A Polícia Civil do Maranhão informou que o inquérito sobre o desaparecimento ainda não foi concluído e que os trabalhos investigativos continuam por uma comissão criada para o caso. A instituição afirmou que, até o momento, não é possível apontar circunstâncias, responsabilidades ou conclusões definitivas.

Relembre o caso

No dia 4 de janeiro de 2026, Ágatha Isabelly, Allan Michael e o primo Anderson Kauã, de 8 anos, saíram para brincar em uma área de mata no Quilombo São Sebastião dos Pretos e desapareceram. No dia seguinte, familiares e autoridades iniciaram as buscas.

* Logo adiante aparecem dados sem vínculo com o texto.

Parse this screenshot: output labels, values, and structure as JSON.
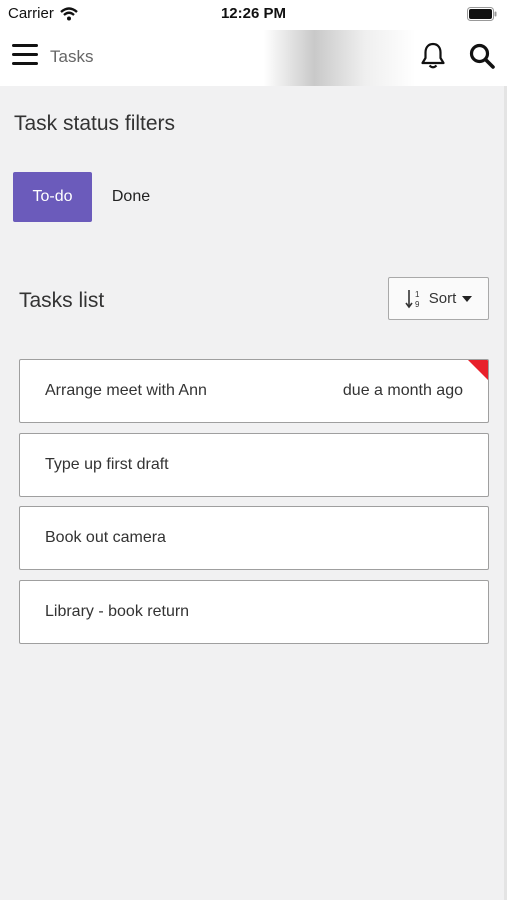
{
  "status_bar": {
    "carrier": "Carrier",
    "time": "12:26 PM"
  },
  "header": {
    "title": "Tasks",
    "icons": [
      "menu-icon",
      "bell-icon",
      "search-icon"
    ]
  },
  "filters": {
    "heading": "Task status filters",
    "todo_label": "To-do",
    "done_label": "Done",
    "active": "To-do",
    "active_color": "#6b5bbb"
  },
  "tasks": {
    "heading": "Tasks list",
    "sort_label": "Sort",
    "items": [
      {
        "title": "Arrange meet with Ann",
        "due": "due a month ago",
        "overdue": true
      },
      {
        "title": "Type up first draft",
        "due": ""
      },
      {
        "title": "Book out camera",
        "due": ""
      },
      {
        "title": "Library - book return",
        "due": ""
      }
    ],
    "overdue_color": "#e8202a"
  }
}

As operações foram reforçadas em 6 de janeiro com helicópteros, drones e cães farejadores. Em 7 de janeiro, Anderson Kauã foi encontrado com vida por moradores, a cerca de 4 km do local do desaparecimento, debilitado. Nos dias seguintes, objetos e roupas foram encontrados na mata, mas a família e a SSP-MA confirmaram que não pertenciam às crianças.

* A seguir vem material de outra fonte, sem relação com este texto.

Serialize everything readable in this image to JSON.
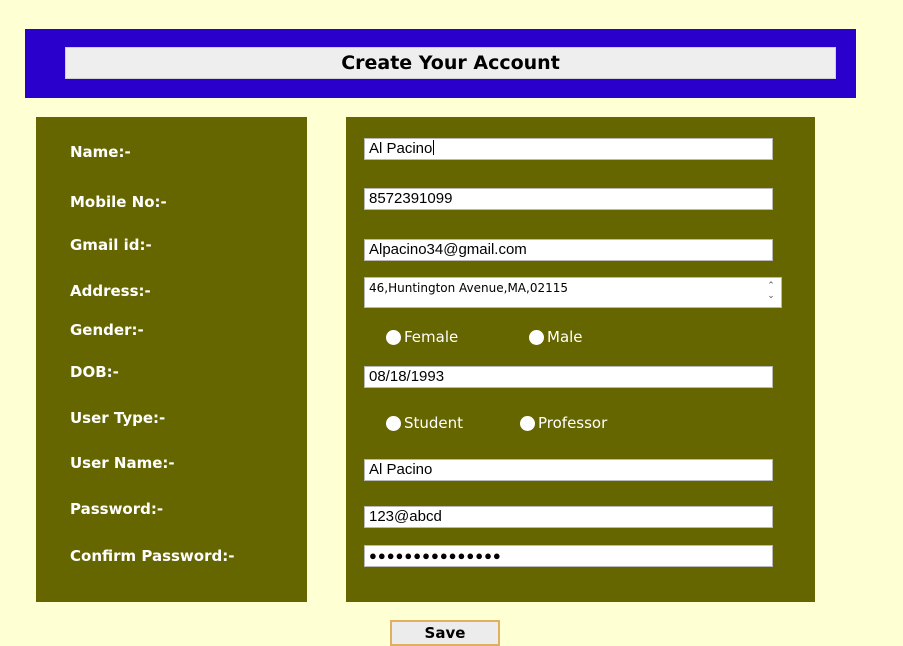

A Prefeitura de Bacabal anunciou recompensa de R$ 20 mil por informações. Mais de mil pessoas atuaram nas buscas, incluindo forças de segurança e equipes especializadas, com ações contínuas em áreas de mata fechada, rios e lagos.

Anderson Kauã, após alta médica em 20 de janeiro, auxiliou nas buscas com autorização judicial e ajudou a reconstituir o trajeto. Segundo ele, os três saíram para buscar maracujá perto da casa do pai e entraram por outro caminho na mata para não serem vistos por um tio. Ele indicou uma cabana abandonada, conhecida como “casa caída”, próxima ao Rio Mearim, onde teriam passado.

Nos dias 20 e 21 de janeiro, as buscas concentraram-se nas margens do Rio Mearim, com apoio da Marinha, sonar, mergulhadores e cães farejadores, mas nenhum vestígio foi encontrado. Nas semanas seguintes, as equipes percorreram toda a área delimitada, e as buscas em campo foram reduzidas, com foco no trabalho investigativo.

Hipóteses como a de que as crianças estariam em um hotel em São Paulo foram descartadas após averiguação da Polícia Civil. A força-tarefa adotou o protocolo Amber Alert, um alerta internacional para casos de desaparecimento de crianças, que emite alertas emergenciais e utiliza plataformas da Meta para divulgar informações.